An Indian school in Dubai has parted ways with the international education group it belonged to.
Dubai school to be rebranded after falling out with global school group
DUBAI // An international school group plans to open a new campus in the emirate to compete with a school that recently ended a contract with it.
Score Plus Education says a dispute led to the termination of their agreement in March with Singapore's Global Schools Foundation (GSF), which is responsible for 20 Global Indian International Schools (GIIS) worldwide.
The Dubai school, which started with 450 pupils in 2010 and now educates about 1,000, has until next year to rebrand.
Management at the school wrote to parents last week to inform them about the separation from GSF, and has already rebranded the kindergarten section Ambassador Kindergarten.
Full ties with the GSF brand will end by April 2013, after the notice period has been served.
Kamal Kalwani, chief operating officer at Score Plus Education, said the differences with GSF arose when it asked for a controlling share in the school.
"It started last year in October when the franchiser came for a board meeting and our plan for a new campus was shared. Then in October they said they wanted a controlling stake."
But GSF disputed that claim, stating: "No binding offer was made by us to buy the school and the key reason is linked to the franchisee's failed attempts to procure school land from the regulators in Dubai and Abu Dhabi without the knowledge and consent of the Singapore foundation.
"The franchisee called for a meeting with GSF in early 2011 and told us he would launch his own brand of schools in Dubai under another family members name. GSF drew his attention to his contractual obligation not to enter into competing business."
A group spokesman said it was "pained" by the turn of events. "We are acutely aware that we need to pull out all stops to get a school up and running here in Dubai… to try to provide a GIIS option which will ensure there is no discontinuity to students going forward."
The school has held meetings and set up online discussion groups to reassure parents there will be no change in the academics or other operations.
Vivek Agarwal, whose child is in KG1, said there was no difference with the quality so far. "We came here because of the brand, but also because we have friends who told us the school here is good."
"The teachers are the same and that is where the quality lies.
Another parent, who said she was also drawn to the reputation of the school group, said she will wait to see how things pan out in the coming years.
"My daughter is happy in the school now and that's what matters. I have not decided what I will do later but it does not seem to be a big issue if the people here remain the same."
Mr Kalwani said GSF had very limited involvement in the school's operations and that a name change will not affect the education or operations of the school.
"We were the first to start the ICSE in the school group. Everything from pedagogy to teachers' development and facilities has been our input.
"The brand name may have gotten the parents through the door but the word of mouth appreciation is what led to our growth.

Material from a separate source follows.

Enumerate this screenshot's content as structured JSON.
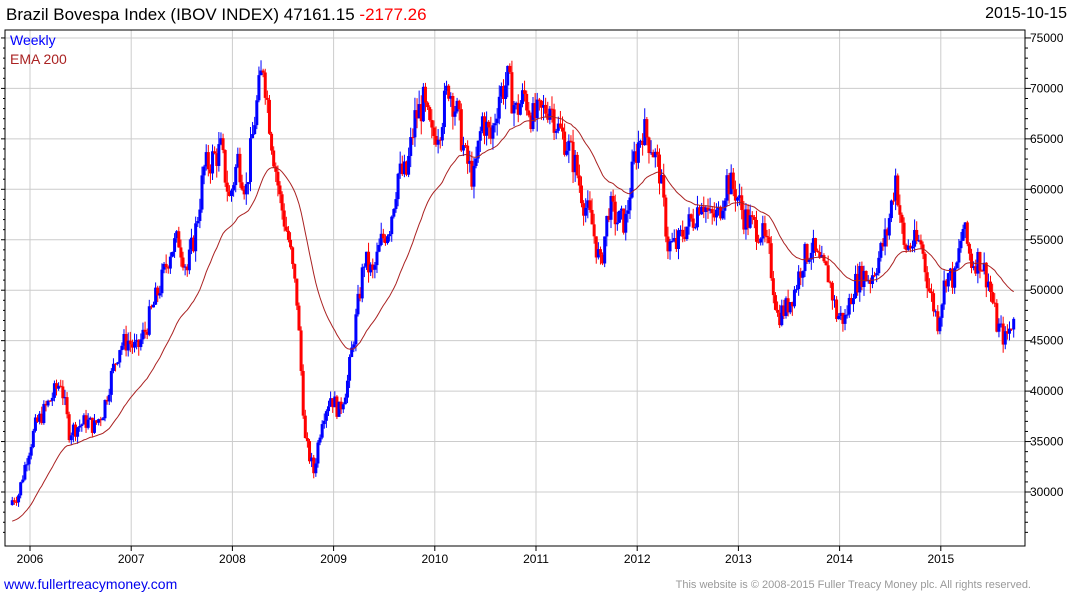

"Parents must know that the signboard may have changed but nothing else has."
GSF representatives said they provided the system to set up the school. "He had no prior experience of running schools, and used GSF intellectual properties and system and processes to create a school," said a spokesman, who added that they were also involved in the initial staff and teacher training.
The school has retained its principal and all its teaching staff.
Winston Gomez, the principal of the school, said he had decided to remain on in his post. "It's the same team here and we are working to evolve our curriculum."
The Knowledge and Human Development Authority (KHDA), which regulates private schools in Dubai, did not wish to comment on the dispute but acknowledged Ambassador Kindergarten as a new school.